Perhaps more ominously, affordability for low-income households has been rapidly deteriorating while affordability for high-income households has remained the same. Between Q3 2013 and Q2 2014, the share of bottom-tier income needed to afford a bottom-tier home rose from 24 percent to 28 percent. Over the same time, the share of upper-tier income needed to afford a top-tier home remained the same, at 16 percent (figure 2).
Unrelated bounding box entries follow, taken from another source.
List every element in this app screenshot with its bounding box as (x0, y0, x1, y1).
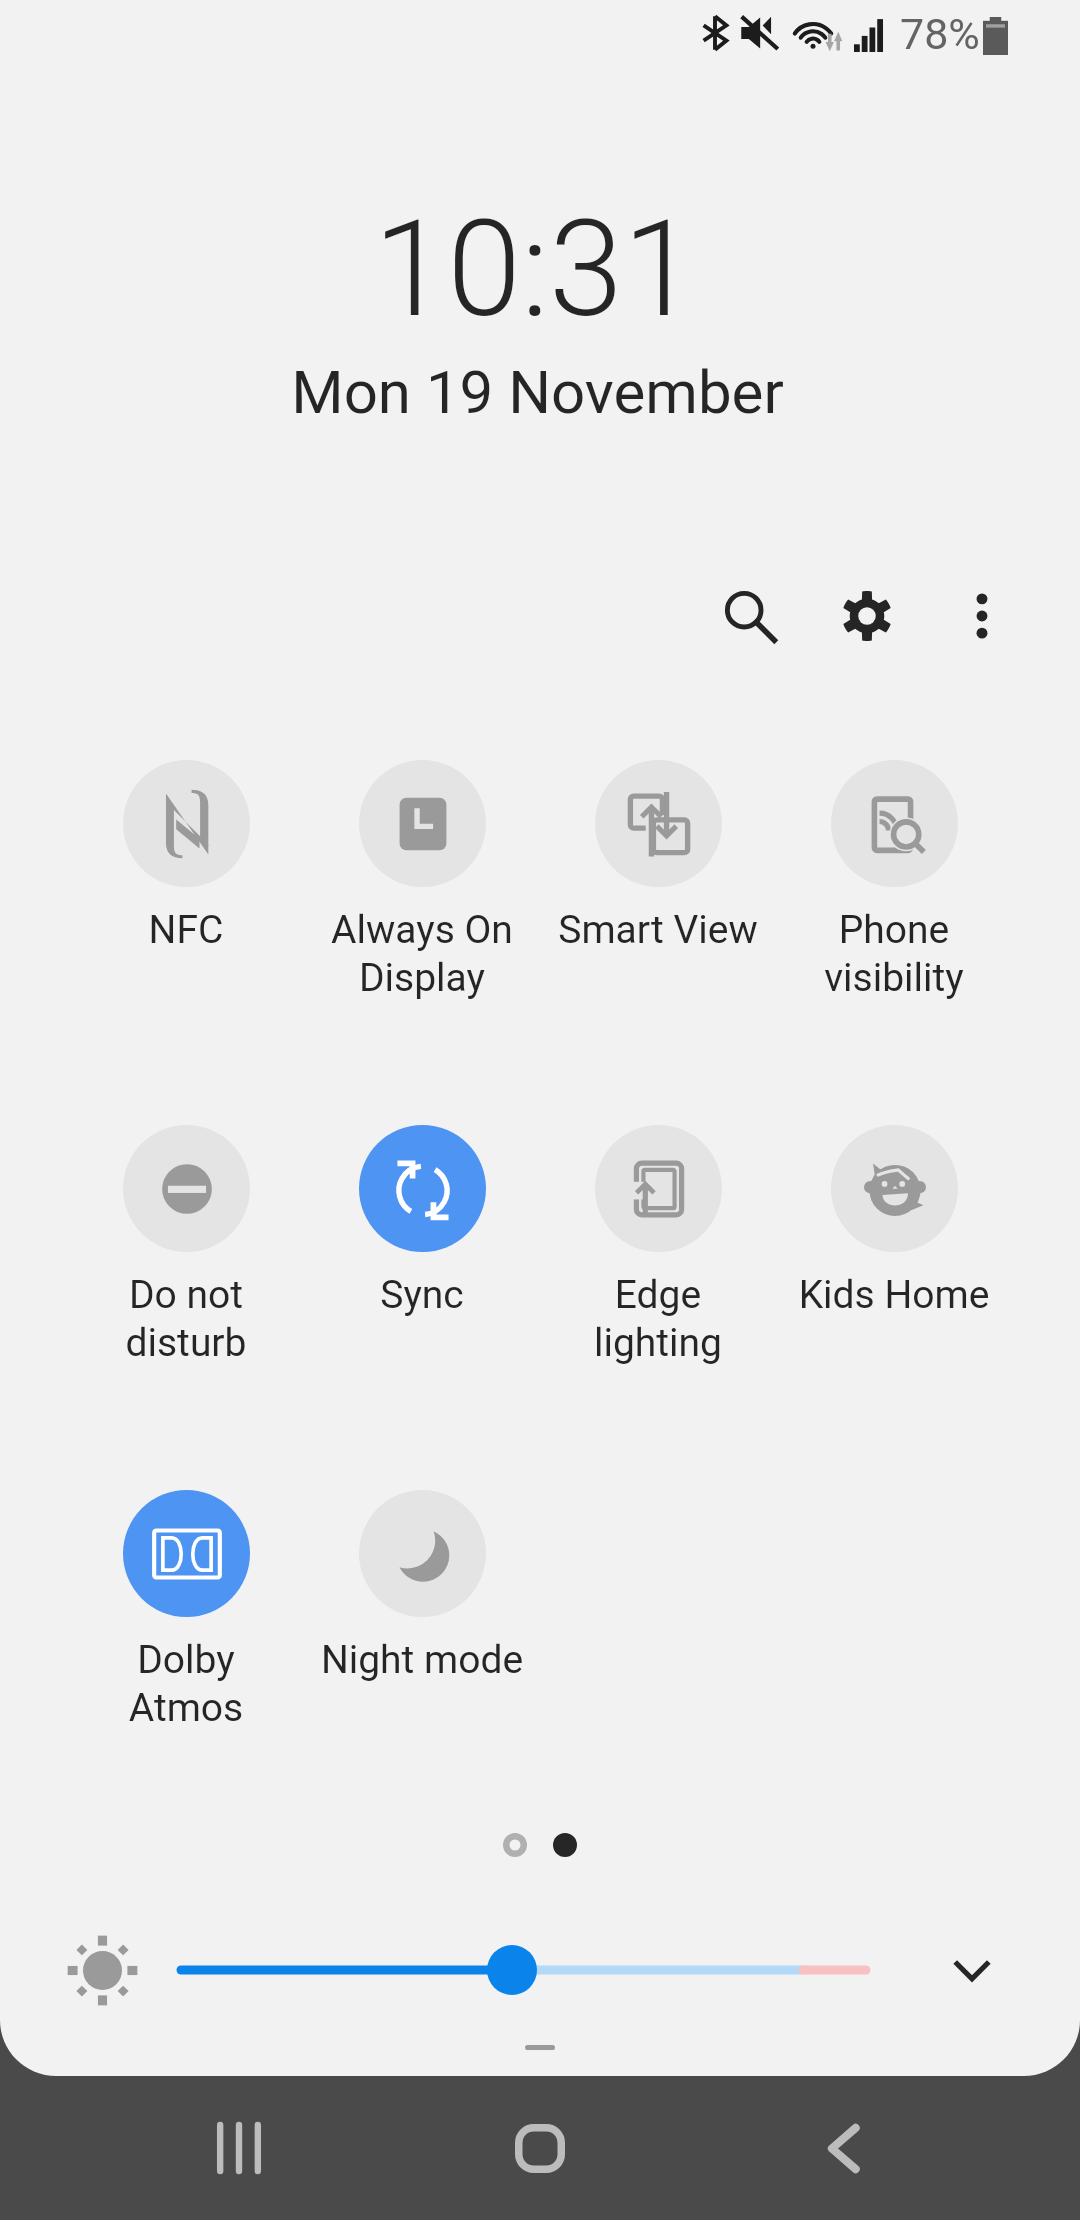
staticText: Sync (304, 1272, 540, 1318)
staticText: Edge lighting (540, 1272, 776, 1366)
button[interactable]: Do not disturb (68, 1125, 304, 1366)
staticText: Do not disturb (68, 1272, 304, 1366)
staticText: NFC (68, 907, 304, 953)
button[interactable]: Night mode (304, 1490, 540, 1683)
button[interactable]: Adaptive brightness (46, 1925, 158, 2015)
button[interactable]: Settings (811, 560, 923, 672)
staticText: Mon 19 November (291, 357, 784, 427)
staticText: Night mode (304, 1637, 540, 1683)
staticText: Kids Home (776, 1272, 1012, 1318)
button[interactable]: Edge lighting (540, 1125, 776, 1366)
button[interactable]: Brightness (155, 1925, 895, 2015)
staticText: 78% (900, 9, 980, 59)
button[interactable]: Sync (304, 1125, 540, 1318)
button[interactable]: Phone visibility (776, 760, 1012, 1001)
staticText: 10:31 (373, 192, 697, 348)
staticText: Dolby Atmos (68, 1637, 304, 1731)
button[interactable]: Kids Home (776, 1125, 1012, 1318)
staticText: Smart View (540, 907, 776, 953)
button[interactable]: Home (468, 2076, 612, 2220)
button[interactable]: Dolby Atmos (68, 1490, 304, 1731)
button[interactable]: More options (926, 560, 1038, 672)
button[interactable]: Expand (932, 1930, 1012, 2010)
button[interactable]: NFC (68, 760, 304, 953)
button[interactable]: Always On Display (304, 760, 540, 1001)
staticText: Always On Display (304, 907, 540, 1001)
button[interactable]: Recents (167, 2076, 311, 2220)
button[interactable]: Search (694, 560, 806, 672)
button[interactable]: Back (771, 2076, 915, 2220)
button[interactable]: Smart View (540, 760, 776, 953)
staticText: Phone visibility (776, 907, 1012, 1001)
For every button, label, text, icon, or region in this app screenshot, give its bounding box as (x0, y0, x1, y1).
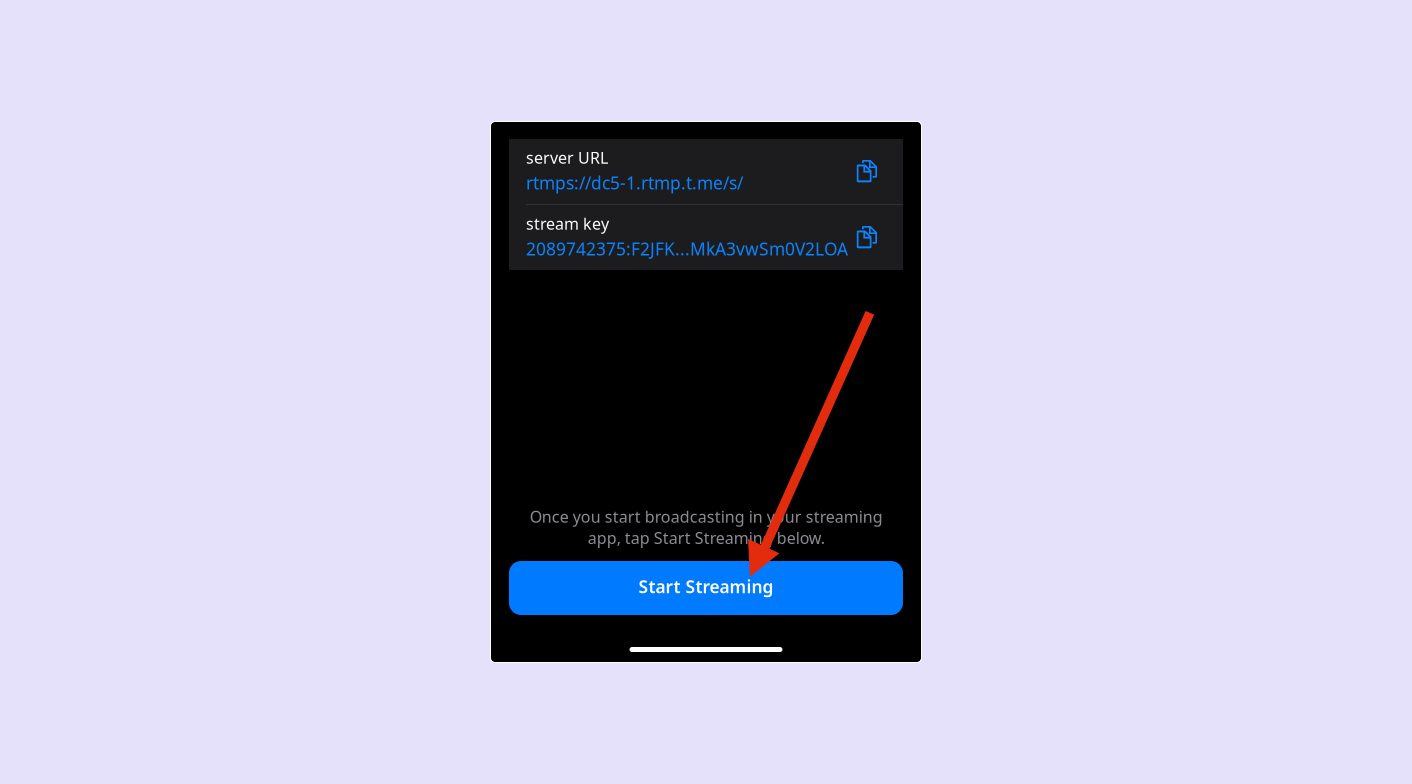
button[interactable]: Copy stream key (509, 205, 903, 270)
staticText: rtmps://dc5-1.rtmp.t.me/s/ (526, 171, 743, 194)
staticText: server URL (526, 147, 608, 168)
button[interactable]: Start Streaming (509, 561, 903, 615)
button[interactable]: Copy server URL (509, 139, 903, 204)
staticText: Once you start broadcasting in your stre… (530, 506, 882, 548)
staticText: 2089742375:F2JFK...MkA3vwSm0V2LOA (526, 237, 848, 260)
staticText: stream key (526, 213, 609, 234)
staticText: Start Streaming (638, 575, 774, 598)
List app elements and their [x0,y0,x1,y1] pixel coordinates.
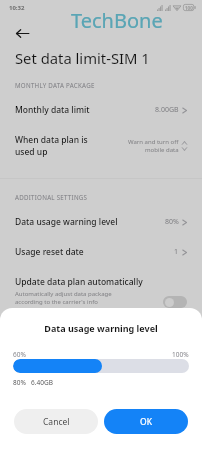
staticText: 1 [174,247,179,257]
button[interactable]: Data usage warning level slider [13,359,189,373]
staticText: Usage reset date [15,246,84,258]
button[interactable]: Update data plan automatically [0,273,202,309]
staticText: Automatically adjust data package [15,290,112,298]
staticText: TechBone [71,7,163,34]
button[interactable]: Back [10,21,34,45]
staticText: Warn and turn off [128,138,179,146]
staticText: 100% [172,350,189,359]
staticText: When data plan is [15,134,88,146]
staticText: 80% [13,378,26,387]
staticText: Data usage warning level [15,216,118,228]
staticText: according to the carrier's info [15,298,98,306]
button[interactable]: Usage reset date [0,241,202,263]
staticText: mobile data [145,146,179,154]
staticText: Data usage warning level [0,322,202,334]
button[interactable]: Update data plan automatically [163,296,187,308]
staticText: Update data plan automatically [15,276,143,288]
staticText: Monthly data limit [15,104,90,116]
button[interactable]: Data usage warning level [0,211,202,233]
staticText: 10:32 [9,4,25,12]
staticText: OK [140,416,152,428]
staticText: ADDITIONAL SETTINGS [15,193,88,201]
staticText: 8.00GB [155,105,179,115]
button[interactable]: Cancel [14,409,98,434]
staticText: used up [15,146,48,158]
staticText: Set data limit-SIM 1 [15,48,150,68]
staticText: 80% [165,217,179,227]
staticText: Cancel [43,416,70,428]
staticText: MONTHLY DATA PACKAGE [15,81,95,89]
button[interactable]: OK [104,409,188,434]
button[interactable]: Monthly data limit [0,99,202,121]
staticText: 6.40GB [31,378,53,387]
staticText: 100 [185,5,193,11]
button[interactable]: When data plan is [0,131,202,161]
staticText: 60% [13,350,26,359]
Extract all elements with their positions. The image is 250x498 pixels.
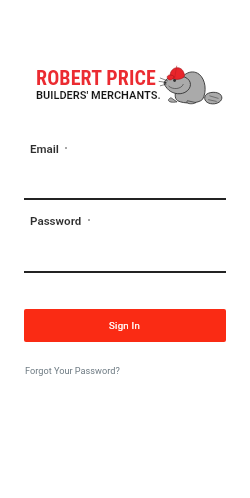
- staticText: ROBERT PRICE: [36, 66, 156, 89]
- button[interactable]: Sign In: [24, 309, 226, 342]
- staticText: Email: [30, 142, 59, 156]
- staticText: BUILDERS' MERCHANTS.: [36, 89, 161, 102]
- staticText: Password: [30, 214, 82, 228]
- staticText: Forgot Your Password?: [25, 365, 120, 376]
- button[interactable]: Forgot Your Password?: [25, 365, 120, 376]
- staticText: Sign In: [109, 320, 141, 331]
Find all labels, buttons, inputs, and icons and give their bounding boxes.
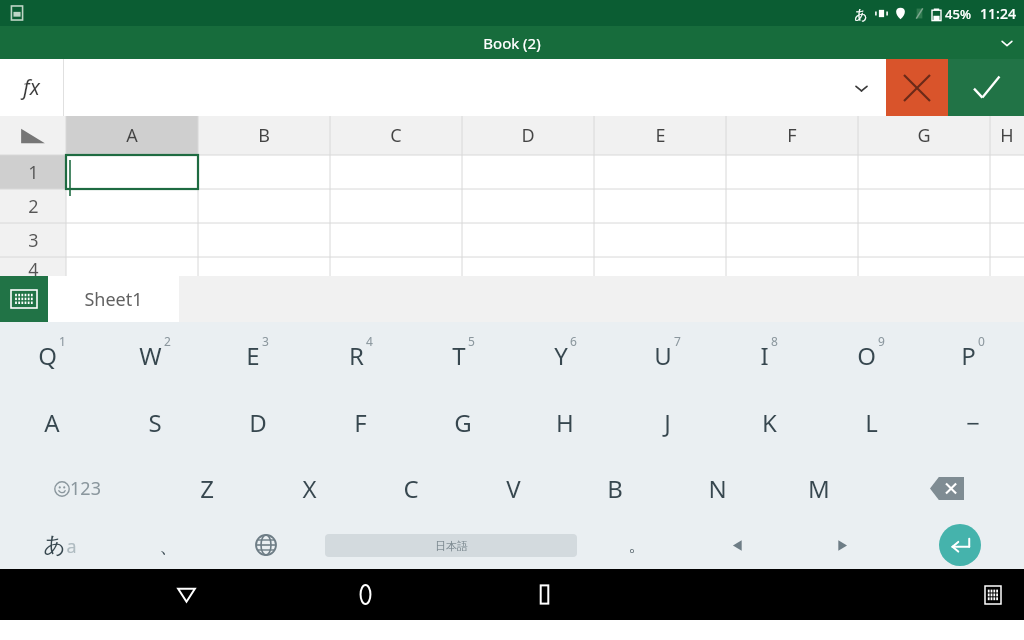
- button[interactable]: M: [768, 455, 870, 521]
- staticText: あ: [854, 6, 868, 22]
- staticText: E: [655, 123, 666, 148]
- button[interactable]: I: [718, 322, 820, 389]
- button[interactable]: 、: [120, 521, 217, 569]
- staticText: F: [354, 406, 367, 439]
- button[interactable]: E: [594, 116, 726, 155]
- staticText: 2: [164, 333, 171, 349]
- button[interactable]: C: [360, 455, 462, 521]
- button[interactable]: Cursor right: [790, 521, 895, 569]
- button[interactable]: Home: [338, 569, 392, 620]
- staticText: 6: [570, 333, 577, 349]
- staticText: 45%: [945, 5, 971, 23]
- button[interactable]: H: [514, 389, 616, 455]
- button[interactable]: N: [666, 455, 768, 521]
- button[interactable]: 2: [0, 189, 66, 223]
- staticText: G: [917, 123, 931, 148]
- staticText: 8: [771, 333, 778, 349]
- button[interactable]: Book (2): [0, 26, 1024, 59]
- button[interactable]: A: [0, 389, 103, 455]
- staticText: fx: [23, 73, 40, 102]
- staticText: A: [44, 406, 60, 439]
- button[interactable]: Recents: [517, 569, 571, 620]
- button[interactable]: Z: [155, 455, 258, 521]
- staticText: S: [148, 406, 162, 439]
- staticText: 123: [70, 476, 101, 501]
- button[interactable]: T: [412, 322, 514, 389]
- staticText: T: [452, 339, 466, 372]
- button[interactable]: [64, 59, 886, 116]
- button[interactable]: D: [206, 389, 309, 455]
- staticText: a: [66, 534, 77, 559]
- staticText: X: [302, 472, 317, 505]
- button[interactable]: Keyboard: [0, 276, 48, 322]
- button[interactable]: 日本語: [325, 534, 577, 557]
- button[interactable]: Backspace: [870, 455, 1024, 521]
- button[interactable]: G: [858, 116, 990, 155]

The current divergence in Miami affordability is driven by both income and home value appreciation. From Q2 2013 to Q2 2014, low-income households in the Miami area saw their income fall 3.5 percent. At the same time, home values for typical, entry-level, bottom-tier homes appreciated 23.5 percent. Over the same time period, high-income households saw their income grow 0.9 percent, while top-tier homes appreciated “only” 10.6 percent.

 

[i] In order to calculate affordability for low-income households, we use census data to calculate the median income of households in the bottom third of income. We then assume that they purchase a bottom-tier home. At Zillow we define a bottom-tier home to be a home in the bottom third of home values in their metro. We then take the median of all these homes across various geographies to get the median value of a home in the lower third of home values. We then calculate what percentage of monthly income a household would have to spend to pay the mortgage. A similar process is done with the middle and top thirds of distributions to produce a middle-income and high-income affordability.